Driving around the island these days you’ll see freshly mown yellow fields sparkling brightly in the sunlight, as well as little trucks stacked high with hay bales. I don’t remember ever having seen so many of these ‘hay wagens’ on the island.  I guess this is due to the crisis: the price of cattle food has risen incredibly so it’s back to using the grasslands to produce natural cattle food.

These summer patterns in the landscape should inspire weavers to make beautiful carpets. Once there was a weaver who learned her skills from Athena. Her name was Arachne: a girl from a poor family chosen by Athena to learn how to weave. Once she perfected her skill she made the most beautiful carpets. People came to admire her talent and to ask who taught her to weave. Arachne was so pleased with her success that she took all credit to herself and did not mention Athena, claiming her talent came to her naturally. That offended Athena who visited her disguised as an old woman. Arachne didn’t want to listen to this old grandma who told her that she should be more thankful to the Gods for her skill. When finally Arachne discovered that the old woman was Athena she challenged her to see who could make the most beautiful cloth. Athena wove a story about amongst others how people had been changed into awful animals, for not showing respect to the gods. Arachne wove stories about deranged gods and gods in compromising situations. However offensive Arachne’s work was, Athena could not find fault with the weaving. She was angered nonetheless and Arachne realized how unthankful she had been. She became so desperate that she hung herself. Displeased with her death, Athena decided that Arachne should continue weaving evermore and turned her into a spider (arachne in Greek).

Spiders are weavers of excellence and, especially in autumn, when the moisture in the air decorates their webs with fine crystal tears, spiderwebs can compete with the wondrous works of Arachne. Most spiders are harmless, at least for human beings. All they catch in their webs are other insects like flies.

Most spiders are creepy to look at. I prefer to keep my distance, which is easy in the winter because – yes, they seem to hide during the cold months. Do they hibernate? They’re certainly not around. Come summertime though, all kinds of crawling and flying creatures come out again, including the spiders.

I am nearly used to the rather smaller beige spiders (probably wolf spiders) that use my terrace as a racetrack and my house for hide-and-seek, but I have never seen so many spiders fleeing my feet as in the past few weeks. They don’t look too threatening and I have even dared to have a close look at them: a small black body on very long and thin legs. If they only had an elephant trunk they would be like those high legged elephants of Salvador Dali.  
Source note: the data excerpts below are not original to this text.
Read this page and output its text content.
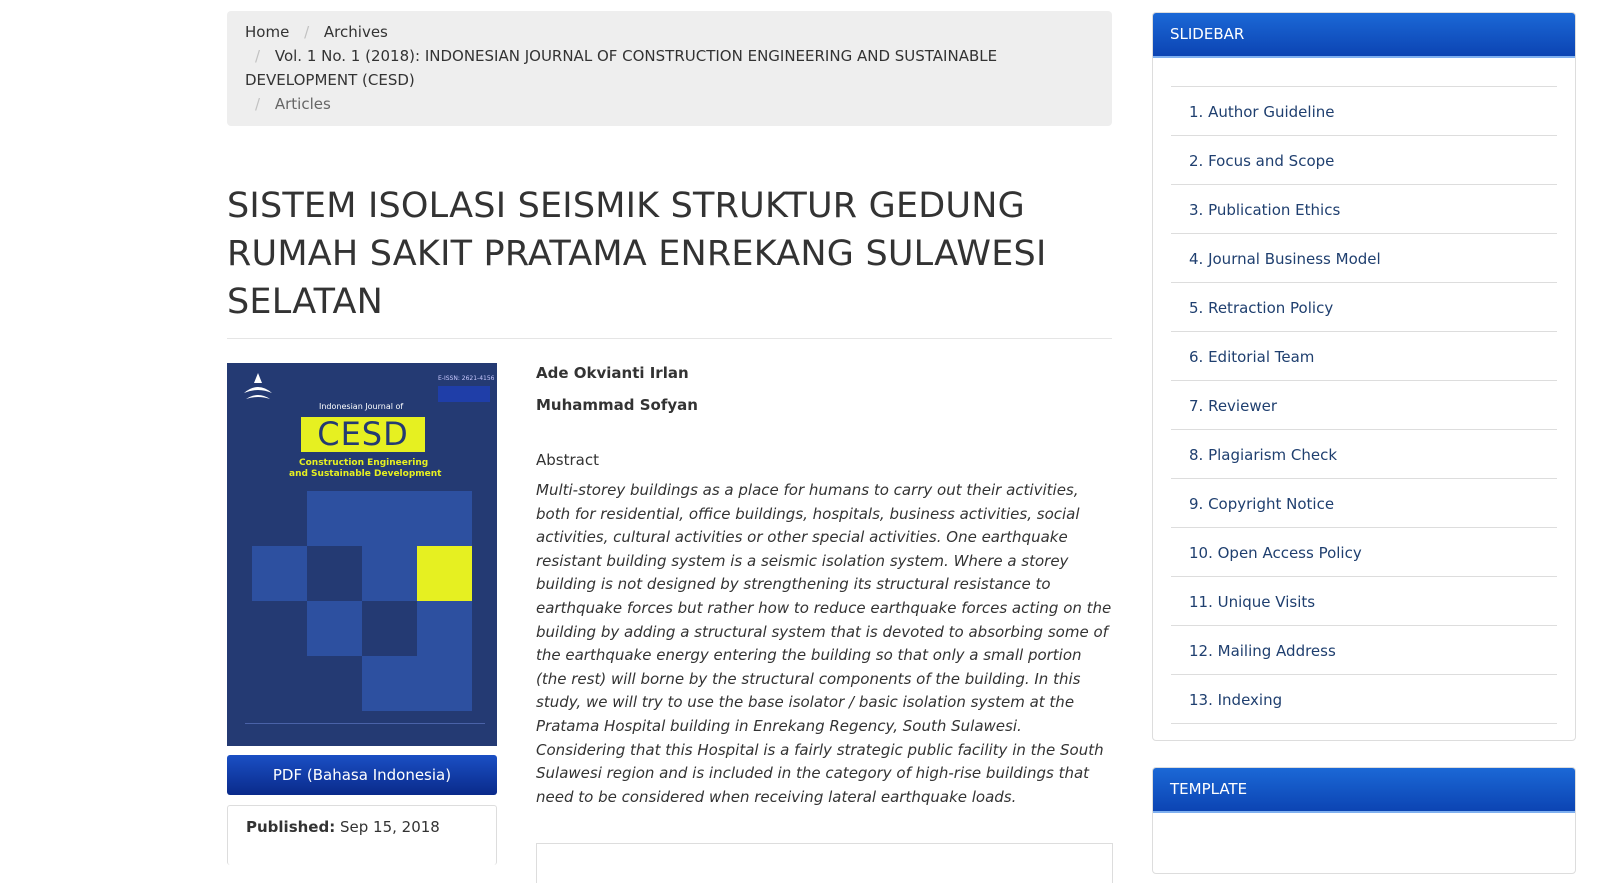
Home / Archives
/ Vol. 1 No. 1 (2018): INDONESIAN JOURNAL OF CONSTRUCTION ENGINEERING AND SUSTAINABLE DEVELOPMENT (CESD)
/ Articles
SISTEM ISOLASI SEISMIK STRUKTUR GEDUNG RUMAH SAKIT PRATAMA ENREKANG SULAWESI SELATAN
E-ISSN: 2621-4156
Indonesian Journal of
CESD
Construction Engineering
and Sustainable Development
PDF (Bahasa Indonesia)
Published: Sep 15, 2018

Ade Okvianti Irlan

Muhammad Sofyan

Abstract
Multi-storey buildings as a place for humans to carry out their activities, both for residential, office buildings, hospitals, business activities, social activities, cultural activities or other special activities. One earthquake resistant building system is a seismic isolation system. Where a storey building is not designed by strengthening its structural resistance to earthquake forces but rather how to reduce earthquake forces acting on the building by adding a structural system that is devoted to absorbing some of the earthquake energy entering the building so that only a small portion (the rest) will borne by the structural components of the building. In this study, we will try to use the base isolator / basic isolation system at the Pratama Hospital building in Enrekang Regency, South Sulawesi. Considering that this Hospital is a fairly strategic public facility in the South Sulawesi region and is included in the category of high-rise buildings that need to be considered when receiving lateral earthquake loads.
SLIDEBAR
1. Author Guideline
2. Focus and Scope
3. Publication Ethics
4. Journal Business Model
5. Retraction Policy
6. Editorial Team
7. Reviewer
8. Plagiarism Check
9. Copyright Notice
10. Open Access Policy
11. Unique Visits
12. Mailing Address
13. Indexing
TEMPLATE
The ‘creepy’ work starts just by opening the internet and looking for what kind of spiders they are. Ai, ai, ai, what a lot of creepy spiders there are! With a pounding heart I whizzed through lots of photographs, in my head knowing already what kind of spider it was: a Harvestman. Which actually is not a spider, but ‘spider–like’ in the order of arachnids.

There are as many as about 600 kinds of Harvestmen (opiliones), but the exact one flooding the island I have not determined. I think Harvestman is nice enough as a name for this creature. Harvestmen differ from spiders because they have a single oval shaped body and they do not weave webs. So you don’t have to worry about one day stepping out of your house and finding it encapsulated in a huge cobweb.
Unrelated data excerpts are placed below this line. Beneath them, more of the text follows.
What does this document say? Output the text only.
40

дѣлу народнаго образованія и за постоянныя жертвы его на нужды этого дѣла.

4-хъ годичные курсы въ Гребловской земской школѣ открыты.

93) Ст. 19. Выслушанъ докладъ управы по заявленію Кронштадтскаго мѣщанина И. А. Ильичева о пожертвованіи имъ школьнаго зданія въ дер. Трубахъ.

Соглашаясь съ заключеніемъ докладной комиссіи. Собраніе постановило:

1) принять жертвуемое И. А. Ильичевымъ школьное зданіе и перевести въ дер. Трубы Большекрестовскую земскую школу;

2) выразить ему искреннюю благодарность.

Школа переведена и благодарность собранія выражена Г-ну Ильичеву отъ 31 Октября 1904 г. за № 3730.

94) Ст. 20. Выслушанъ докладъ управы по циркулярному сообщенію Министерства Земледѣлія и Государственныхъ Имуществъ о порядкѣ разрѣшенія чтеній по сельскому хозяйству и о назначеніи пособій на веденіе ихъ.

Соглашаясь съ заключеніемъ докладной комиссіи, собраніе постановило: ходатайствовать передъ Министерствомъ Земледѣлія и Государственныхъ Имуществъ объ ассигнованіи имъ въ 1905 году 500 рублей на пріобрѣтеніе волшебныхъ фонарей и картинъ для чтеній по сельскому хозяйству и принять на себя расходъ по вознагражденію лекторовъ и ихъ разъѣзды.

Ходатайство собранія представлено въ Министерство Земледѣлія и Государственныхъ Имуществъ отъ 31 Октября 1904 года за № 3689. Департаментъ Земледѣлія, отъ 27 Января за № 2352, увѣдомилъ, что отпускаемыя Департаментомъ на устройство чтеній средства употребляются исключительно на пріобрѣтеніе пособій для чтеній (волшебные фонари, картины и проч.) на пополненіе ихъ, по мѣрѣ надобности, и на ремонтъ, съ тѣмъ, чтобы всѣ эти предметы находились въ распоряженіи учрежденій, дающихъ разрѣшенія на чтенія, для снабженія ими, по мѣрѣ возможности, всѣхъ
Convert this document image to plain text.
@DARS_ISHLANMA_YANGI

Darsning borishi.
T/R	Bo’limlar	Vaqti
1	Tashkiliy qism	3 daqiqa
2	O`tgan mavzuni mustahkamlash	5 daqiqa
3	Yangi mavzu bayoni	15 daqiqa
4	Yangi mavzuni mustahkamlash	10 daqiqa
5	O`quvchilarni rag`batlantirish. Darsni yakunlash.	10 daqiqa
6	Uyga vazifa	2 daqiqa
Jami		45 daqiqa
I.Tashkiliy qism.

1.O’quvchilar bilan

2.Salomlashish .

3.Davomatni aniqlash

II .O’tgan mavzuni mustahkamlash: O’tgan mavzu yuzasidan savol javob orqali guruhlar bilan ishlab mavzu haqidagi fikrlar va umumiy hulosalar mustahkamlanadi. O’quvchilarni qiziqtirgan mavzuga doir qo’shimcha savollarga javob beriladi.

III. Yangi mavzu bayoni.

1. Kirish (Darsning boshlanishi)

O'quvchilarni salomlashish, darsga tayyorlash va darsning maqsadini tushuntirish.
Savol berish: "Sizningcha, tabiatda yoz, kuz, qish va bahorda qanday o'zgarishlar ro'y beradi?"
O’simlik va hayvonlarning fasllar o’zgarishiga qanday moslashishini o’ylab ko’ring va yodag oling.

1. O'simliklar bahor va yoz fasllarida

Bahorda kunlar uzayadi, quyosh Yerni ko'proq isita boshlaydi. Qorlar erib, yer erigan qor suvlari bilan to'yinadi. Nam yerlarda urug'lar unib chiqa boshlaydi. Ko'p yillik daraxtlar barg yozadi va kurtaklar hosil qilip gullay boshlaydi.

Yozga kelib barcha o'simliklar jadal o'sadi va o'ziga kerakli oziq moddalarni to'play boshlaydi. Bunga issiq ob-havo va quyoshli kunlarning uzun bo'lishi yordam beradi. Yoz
And I have to admit, Harvestmen look friendly and as soon as they hear your foot swishing through the air, they flee. So they don’t really bother you; it’s only this year’s appearance of such large numbers that is striking. They even look cute when they waddle away, trying to keep dry when I water my plants, hence giving me plenty of time to study them. It’s a pity there is not so much to say about them.